This book, brought together by various persons and institutions, including especially the Kyiv Pechersk National Historical and Cultural Preserve and the Lviv National Museum Named for Andrei Sheptytsky, was published in conjunction with an iconographic exhibition in the United States under the same name.

The Glory of Ukraine: Sacred Images from the 11th to the 19th Centuries (Bethesda, MD: Foundation for International Arts & Education, 2010), viii+176pp.           
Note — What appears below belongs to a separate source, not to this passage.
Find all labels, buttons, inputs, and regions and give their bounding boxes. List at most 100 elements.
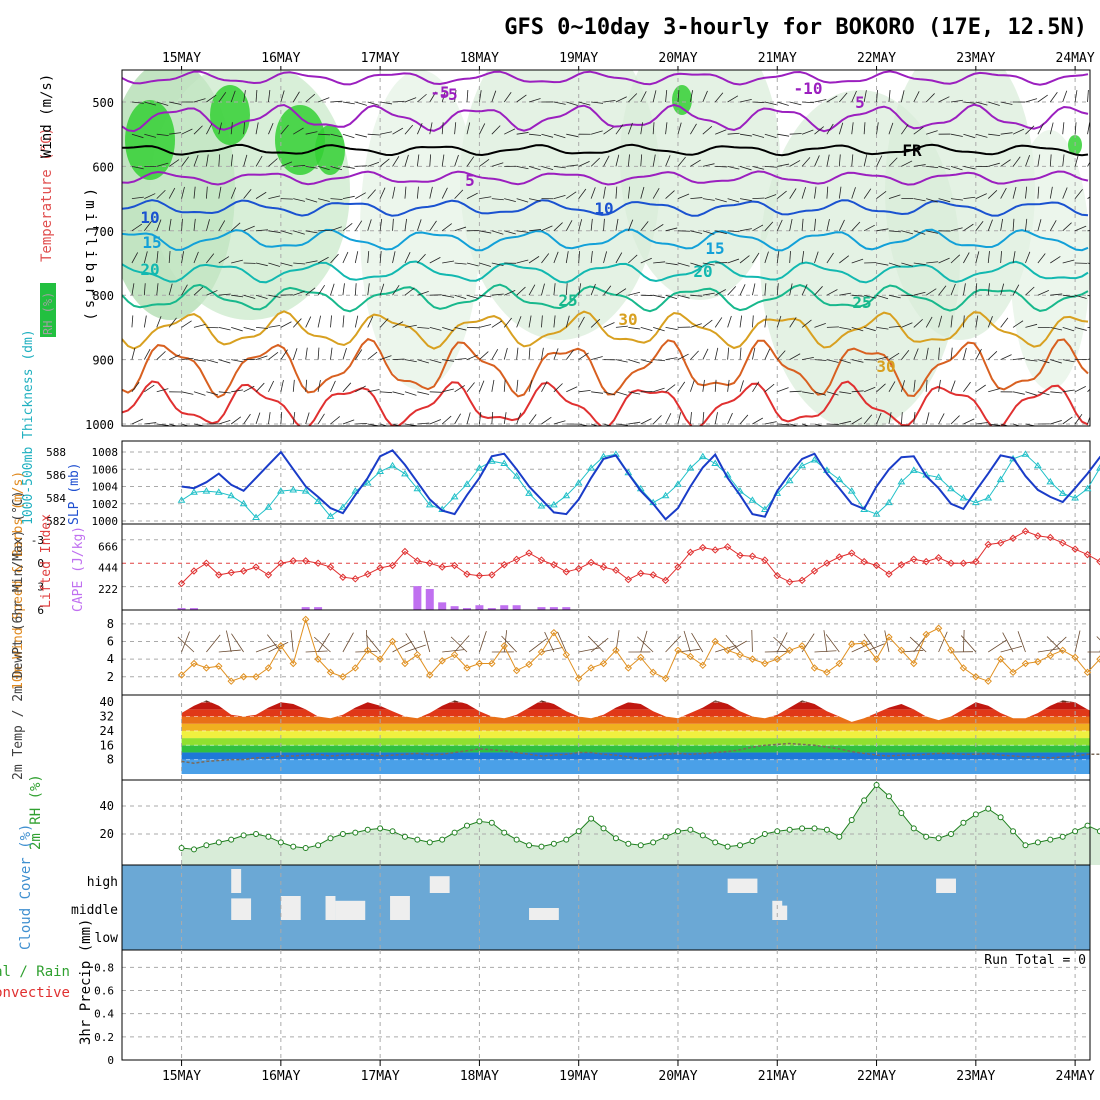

This book, brought together by various persons and institutions, including especially the Kyiv Pechersk National Historical and Cultural Preserve and the Lviv National Museum Named for Andrei Sheptytsky, was published in conjunction with an iconographic exhibition in the United States under the same name. I saw this exhibition, and bought the book, in Manhattan at the Museum of Biblical Art in late July 2010, almost nine years to the day I was in the Kyivan Caves Monastery itself. The exhibition is also touring Washington, DC and then Omaha, Nebraska. 

This book reproduces in handsome full-page color plates the many icons and other religious works of art now on display outside Ukraine for the first time. I remember standing in the Sheptytsky Museum in Lviv in 2001 amazed at the metropolitan’s prescience in preserving so many precious artefacts that he knew would one day again be of interest to religious believers, art historians, and other scholars worldwide. This exhibit and book are proving him right nearly seven decades after his death.

In addition to icons, both the exhibition and this book feature several gospel books on display, numerous hand and pectoral crosses and encolpia, liturgical items (veils, a diskos and asterisk, tabernacle, chalices), and a few vestments, including a striking green highback phelon with silver thread from the eighteenth century. Religious art dominates both the exhibition and the plates in this book, though only part of it is, strictly speaking, iconographic in nature. Much more common, in fact, are eighteenth-century three-dimensional Baroque paintings, including several of the charming if odd “Christ the Vigilant Eye” type.